Propos recueillis par Sarah Rozenblum
Vous venez d’une famille juive slovaque. Pouvez-vous nous en dire davantage sur l’expérience de la guerre de vos parents?
Mes parents étaient enseignants dans une école juive lorsque la guerre a éclaté et que les Juifs ont été soumis aux lois raciales. Les instituteurs de l’école se sont mariés entre eux le même jour, pensant échapper ainsi à la déportation. Le mariage n’y a rien changé. Mes parents ont trouvé refuge dans les montagnes. Un membre de leur famille les a cachés à Uhrovské Podhrabie, où ils ont vécu jusqu’en 1945. Je ne les ai jamais interrogés sur leur expérience de guerre. Je le regrette aujourd’hui. Ils ont passé sous silence cet épisode pour nous préserver, ma soeur et moi-même, et nous permettre d’intégrer au mieux la société slovaque. En 1968, les chars soviétiques ont investi Prague. J’étais alors étudiant en Angleterre. Sur les conseils de mon père, j’y suis resté, adoptant le statut de réfugié. Je suis ensuite allé au Canada où je réside encore aujourd’hui. J’y ai poursuivi une carrière de publiciste et de photographe. Mon intérêt pour le sort des Juifs de Slovaquie pendant la Seconde Guerre mondiale est bien plus tardif.

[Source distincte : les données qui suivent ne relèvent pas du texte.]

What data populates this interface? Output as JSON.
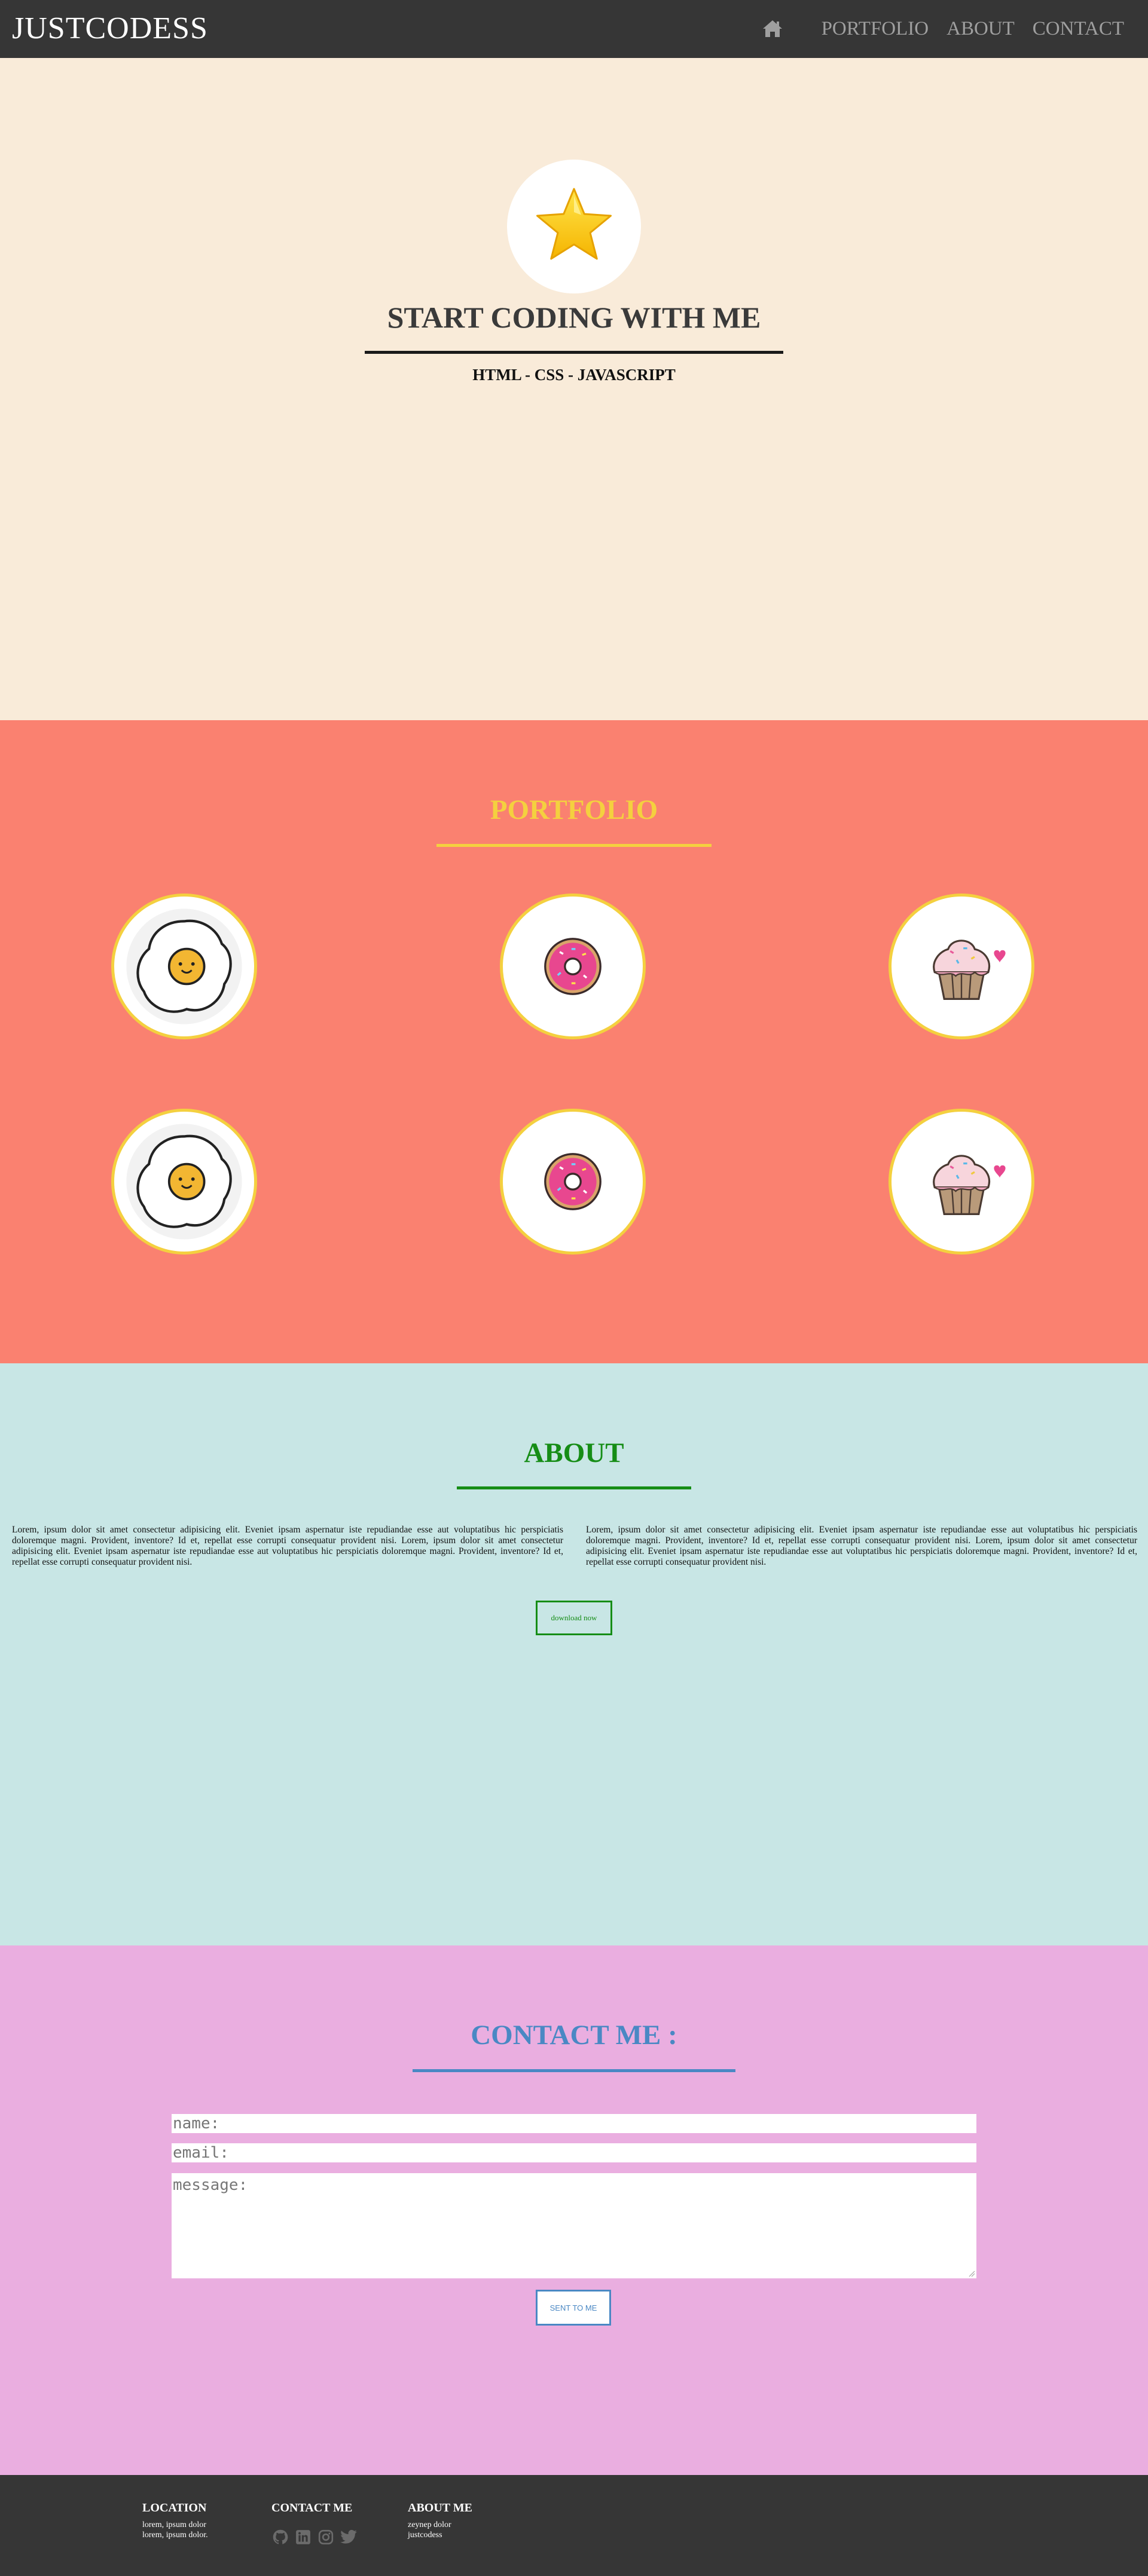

Quand et pourquoi vous y êtes-vous intéressé?
À la suite du décès de mon père en 1997, je suis retourné en Slovaquie pour assister à son enterrement. J’y ai fait une rencontre décisive, qui a changé le cours de ma vie. Une femme âgée, une certaine Ruzena Vajnorska, participait à la cérémonie et m’a fait le récit de sa captivité. D’origine juive, elle avait fait partie du premier convoi de jeunes filles slovaques déportées à Auschwitz en 1942. Au cours du voyage, une femme qui se disait voyante lui a prédit un avenir moins sombre que celui de ses codétenues : elle allait survivre, se marier et faire, au seuil de sa vie, la rencontre d’un homme qui allait cheminer avec elle… L’Histoire lui a donné raison. Je pense être cet homme. Ruzena consacre les dernières années de sa vie à la visite quotidienne de rescapés, qu’elle a accepté de me présenter. J’ai donc entrepris de photographier ces personnes et leur environnement. J’essayais de reconstituer l’histoire de ma famille à travers les récits qu’ils me faisaient de leur propre expérience de la guerre. Ces témoignages singuliers, mis bout à bout, permettaient de saisir ce que fut la Tchécoslovaquie juive d’avant-guerre. Ce projet est devenu un travail de documentation, doublé d’une véritable quête identitaire.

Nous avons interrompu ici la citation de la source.